Fulton Financial (FULT) in Lancaster, Pa., reported a slight increase in quarterly profit as better credit quality and higher securities gains offset revenue declines.
The $16.7 billion-asset company said Tuesday that it earned $39.2 million in the first quarter, up 3% from the same period in 2012. Per-share earnings of 20 cents were in line with the expectations of analysts surveyed by Bloomberg.
Net interest income fell 6.5%, to $129.6 million; net interest margin contracted by 30 basis points, to 3.55%.

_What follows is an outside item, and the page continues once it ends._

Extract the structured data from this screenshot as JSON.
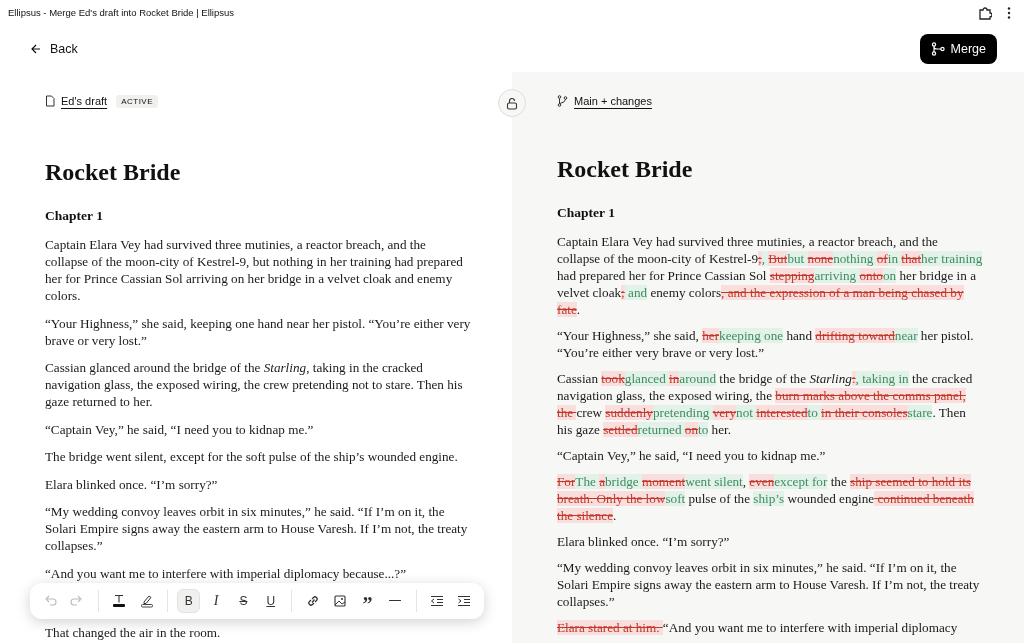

Noninterest income fell by 9%, to $47.3 million, as service charges on deposit accounts, other fees and mortgage banking income fell. Fulton made $2.5 million in gains on investment securities, nearly double what it earned in the first quarter of 2012.
Foreign-currency processing revenue declined by $2.3 million because of its sale of a payments unit to Cambridge Mercantile Group in Toronto last December.
But improvements to Fulton's credit quality made up for the lost revenue. Its provision for loan losses fell 46%, to $15 million, and net chargeoffs declined 33%, to $18.9 million. Nonperforming loans fell by 27%, to $208.7 million.
Fulton appointed Philip Wenger as chairman and chief executive in January. He told American Banker he will focus on growth.